Hacker News new | ask | show | jobs
by londons_explore 1676 days ago
I'd like to see a version of this built into things like IPFS.

It seems obvious that whenever something is saved into IPFS, there might be a similar object already stored. If there is, go make a diff, and only store the diff.

1 comments

It should be possible to do this in IPFS already if you use the go-ipfs --chunker option with a content-sensitive chunking algorithm like rabin or buzhash [1]. With this there's a good chance that a file with small changes from something already on IPFS will have some chunks that hash identically, so they'll be shared.

[1] https://en.wikipedia.org/wiki/Rolling_hash#Content-based_sli...
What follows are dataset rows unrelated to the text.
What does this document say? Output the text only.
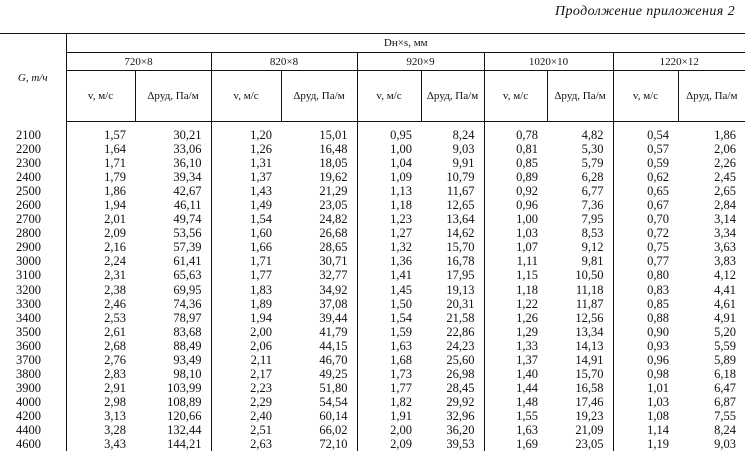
Продолжение приложения 2
G, т/ч	Dн×s, мм									
	720×8		820×8		920×9		1020×10		1220×12	
	v, м/с	Δpуд, Па/м	v, м/с	Δpуд, Па/м	v, м/с	Δpуд, Па/м	v, м/с	Δpуд, Па/м	v, м/с	Δpуд, Па/м

2100	1,57	30,21	1,20	15,01	0,95	8,24	0,78	4,82	0,54	1,86
2200	1,64	33,06	1,26	16,48	1,00	9,03	0,81	5,30	0,57	2,06
2300	1,71	36,10	1,31	18,05	1,04	9,91	0,85	5,79	0,59	2,26
2400	1,79	39,34	1,37	19,62	1,09	10,79	0,89	6,28	0,62	2,45
2500	1,86	42,67	1,43	21,29	1,13	11,67	0,92	6,77	0,65	2,65
2600	1,94	46,11	1,49	23,05	1,18	12,65	0,96	7,36	0,67	2,84
2700	2,01	49,74	1,54	24,82	1,23	13,64	1,00	7,95	0,70	3,14
2800	2,09	53,56	1,60	26,68	1,27	14,62	1,03	8,53	0,72	3,34
2900	2,16	57,39	1,66	28,65	1,32	15,70	1,07	9,12	0,75	3,63
3000	2,24	61,41	1,71	30,71	1,36	16,78	1,11	9,81	0,77	3,83
3100	2,31	65,63	1,77	32,77	1,41	17,95	1,15	10,50	0,80	4,12
3200	2,38	69,95	1,83	34,92	1,45	19,13	1,18	11,18	0,83	4,41
3300	2,46	74,36	1,89	37,08	1,50	20,31	1,22	11,87	0,85	4,61
3400	2,53	78,97	1,94	39,44	1,54	21,58	1,26	12,56	0,88	4,91
3500	2,61	83,68	2,00	41,79	1,59	22,86	1,29	13,34	0,90	5,20
3600	2,68	88,49	2,06	44,15	1,63	24,23	1,33	14,13	0,93	5,59
3700	2,76	93,49	2,11	46,70	1,68	25,60	1,37	14,91	0,96	5,89
3800	2,83	98,10	2,17	49,25	1,73	26,98	1,40	15,70	0,98	6,18
3900	2,91	103,99	2,23	51,80	1,77	28,45	1,44	16,58	1,01	6,47
4000	2,98	108,89	2,29	54,54	1,82	29,92	1,48	17,46	1,03	6,87
4200	3,13	120,66	2,40	60,14	1,91	32,96	1,55	19,23	1,08	7,55
4400	3,28	132,44	2,51	66,02	2,00	36,20	1,63	21,09	1,14	8,24
4600	3,43	144,21	2,63	72,10	2,09	39,53	1,69	23,05	1,19	9,03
But that isn't quite as good as something like this that can 'understand' diffs in files, rather than simply relying on the fact a bunch of bytes in a row might be the same.
I don't think elfshaker actually does do any binary diffing (e.g. xdelta or bsdiff). It works well because it uses pre-link objects which are built to change as little as possible between versions. Then when it compresses similar files together in a pack, Zstandard can recognize the trivial repeats.
Author here. This is correct, we set out to do binary diffing but we soon discovered that if you put similar enough object files together in a stream, and then compress the stream, zstandard does a fantastic job at compressing and decompressing quickly with a high compression ratio. The existing binary diffing tools can produce small patches, but they are relatively expensive both to compute the delta and to apply the patches.